Many displaced people — mostly stateless Rohingya Muslims — living in bleak camps in Rakhine State are completely reliant on humanitarian deliveries, which have now stopped as a result of the unprecedented attacks on relief organizations.
“We are very concerned about the impact that this is having on humanitarian operations,” UN Office for the Coordination of Humanitarian Affairs spokesman Pierre Peron said. “We are working day and night to find short-term solutions to prevent people running out of food and water.”
He said water stocks for about 18,000 people in two isolated camps in the township of Pauktaw were “critical,” but added that efforts were being made to equip government boats to deliver fresh supplies.
Health services, particularly emergency medical referrals, have been “severely impacted,” he said.
Aid group Doctors Without Borders was expelled from Rakhine last month — a move that particularly affected Myanmar’s 800,000 Rohingya, who are subject to harsh restrictions by the state, which views them as illegal immigrants from Bangladesh.
Humanitarian workers fear they will be prevented from offering essential supplies and healthcare to more than 170,000 people in camps and remote villages around the Rakhine state capital, Sittwe.
The looming shortages — ahead of the monsoon season — threaten to deepen the desperation of families forced to flee their homes following several outbreaks of deadly Buddhist-Muslim violence since 2012.
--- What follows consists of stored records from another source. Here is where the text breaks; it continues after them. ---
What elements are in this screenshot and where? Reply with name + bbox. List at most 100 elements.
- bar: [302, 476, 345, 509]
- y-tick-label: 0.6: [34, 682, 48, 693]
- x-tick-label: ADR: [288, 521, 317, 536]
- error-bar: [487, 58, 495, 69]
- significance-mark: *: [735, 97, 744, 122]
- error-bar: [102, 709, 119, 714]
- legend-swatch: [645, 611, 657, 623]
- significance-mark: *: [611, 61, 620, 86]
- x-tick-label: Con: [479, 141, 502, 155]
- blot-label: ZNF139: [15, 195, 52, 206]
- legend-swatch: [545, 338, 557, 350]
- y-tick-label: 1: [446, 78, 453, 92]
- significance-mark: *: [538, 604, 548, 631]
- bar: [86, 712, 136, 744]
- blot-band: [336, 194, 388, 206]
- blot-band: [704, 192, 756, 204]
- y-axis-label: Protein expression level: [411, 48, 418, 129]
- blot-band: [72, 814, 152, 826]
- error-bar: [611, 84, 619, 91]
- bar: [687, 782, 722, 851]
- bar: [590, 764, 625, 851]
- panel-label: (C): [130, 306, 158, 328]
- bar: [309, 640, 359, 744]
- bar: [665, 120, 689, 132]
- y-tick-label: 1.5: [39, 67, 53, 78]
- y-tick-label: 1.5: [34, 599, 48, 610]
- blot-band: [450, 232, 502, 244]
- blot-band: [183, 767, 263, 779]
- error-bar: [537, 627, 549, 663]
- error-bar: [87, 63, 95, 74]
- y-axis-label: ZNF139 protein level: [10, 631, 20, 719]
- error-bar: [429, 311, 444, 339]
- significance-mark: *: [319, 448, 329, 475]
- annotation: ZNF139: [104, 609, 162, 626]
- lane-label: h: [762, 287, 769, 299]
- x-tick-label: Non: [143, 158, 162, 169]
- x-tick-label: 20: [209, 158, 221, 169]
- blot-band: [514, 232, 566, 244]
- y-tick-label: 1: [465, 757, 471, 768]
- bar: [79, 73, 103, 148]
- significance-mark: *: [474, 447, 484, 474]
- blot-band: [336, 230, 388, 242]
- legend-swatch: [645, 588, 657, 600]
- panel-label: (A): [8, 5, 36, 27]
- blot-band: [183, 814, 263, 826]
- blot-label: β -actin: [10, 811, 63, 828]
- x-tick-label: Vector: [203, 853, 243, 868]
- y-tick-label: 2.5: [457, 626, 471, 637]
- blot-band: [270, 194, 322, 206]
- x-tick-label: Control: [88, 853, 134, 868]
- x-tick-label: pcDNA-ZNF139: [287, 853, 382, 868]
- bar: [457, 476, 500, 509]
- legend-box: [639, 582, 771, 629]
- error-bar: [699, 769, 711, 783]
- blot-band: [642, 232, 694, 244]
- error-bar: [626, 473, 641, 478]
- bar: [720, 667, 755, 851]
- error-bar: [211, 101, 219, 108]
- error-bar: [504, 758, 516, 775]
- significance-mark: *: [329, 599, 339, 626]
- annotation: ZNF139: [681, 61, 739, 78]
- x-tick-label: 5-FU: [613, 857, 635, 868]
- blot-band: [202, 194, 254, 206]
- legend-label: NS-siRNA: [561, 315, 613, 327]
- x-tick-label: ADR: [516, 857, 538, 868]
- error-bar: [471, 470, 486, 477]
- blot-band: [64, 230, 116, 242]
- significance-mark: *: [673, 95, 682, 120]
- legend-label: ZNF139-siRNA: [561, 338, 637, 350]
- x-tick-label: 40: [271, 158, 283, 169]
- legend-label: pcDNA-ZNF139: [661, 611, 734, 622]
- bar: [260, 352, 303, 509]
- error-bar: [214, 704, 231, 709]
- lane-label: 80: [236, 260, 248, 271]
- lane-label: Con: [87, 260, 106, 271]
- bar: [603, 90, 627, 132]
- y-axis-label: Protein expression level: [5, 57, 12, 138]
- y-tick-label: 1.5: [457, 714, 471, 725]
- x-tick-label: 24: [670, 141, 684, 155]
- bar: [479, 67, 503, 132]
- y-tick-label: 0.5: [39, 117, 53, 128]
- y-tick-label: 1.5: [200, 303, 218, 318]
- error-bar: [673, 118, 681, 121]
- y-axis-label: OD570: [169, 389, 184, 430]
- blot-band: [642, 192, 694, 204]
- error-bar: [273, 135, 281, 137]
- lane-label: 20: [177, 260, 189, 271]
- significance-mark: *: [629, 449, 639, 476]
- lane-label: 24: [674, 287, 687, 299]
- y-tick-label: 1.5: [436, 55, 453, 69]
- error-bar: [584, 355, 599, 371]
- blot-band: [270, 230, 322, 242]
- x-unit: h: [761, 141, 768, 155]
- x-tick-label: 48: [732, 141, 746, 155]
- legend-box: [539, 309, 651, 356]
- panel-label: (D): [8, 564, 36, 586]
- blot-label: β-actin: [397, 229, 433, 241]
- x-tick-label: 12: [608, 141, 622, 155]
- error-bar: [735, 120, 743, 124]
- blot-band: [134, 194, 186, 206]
“Without food and water, this could undoubtedly lead to increased tensions, not only between communities, but within communities,” a foreign aid worker who did not want to be named said.
International relief groups have come under mounting pressure from local Buddhists who accuse them of bias toward Muslims.
It is the first time that they have been forced to pull out from impoverished Rakhine en masse.
Their staff have faced threats and a concerted Buddhist nationalist campaign to stop local people cooperating with them.
The aid worker said lists had appeared on social media naming foreign organizations working in the state, detailing their employees and giving their home, office and warehouse addresses.
The names of local suppliers, landlords and drivers have also been circulated.
“We are in a situation that we expect that no one will rent us an office, no one will rent us a car, no one will sell us anything,” a second humanitarian worker who also asked to remain anonymous said.
Boats used to deliver aid to some camps have been destroyed, removing a vital lifeline. The impending start of the rainy season is also heightening concerns about the spread of disease.
Food shortages are already beginning to bite in the isolated camps, which hold about 140,000 displaced people, with locals reporting that the price of rice has doubled in recent days.
“We have had no rations for five, six days already and are facing trouble,” said Thein Mya, 57, who lives in Thet Kae Pyin camp. “Is there some problem in town?”
The latest violence began last week when Buddhists accused a US aid worker of handling a Buddhist religious flag in a disrespectful manner.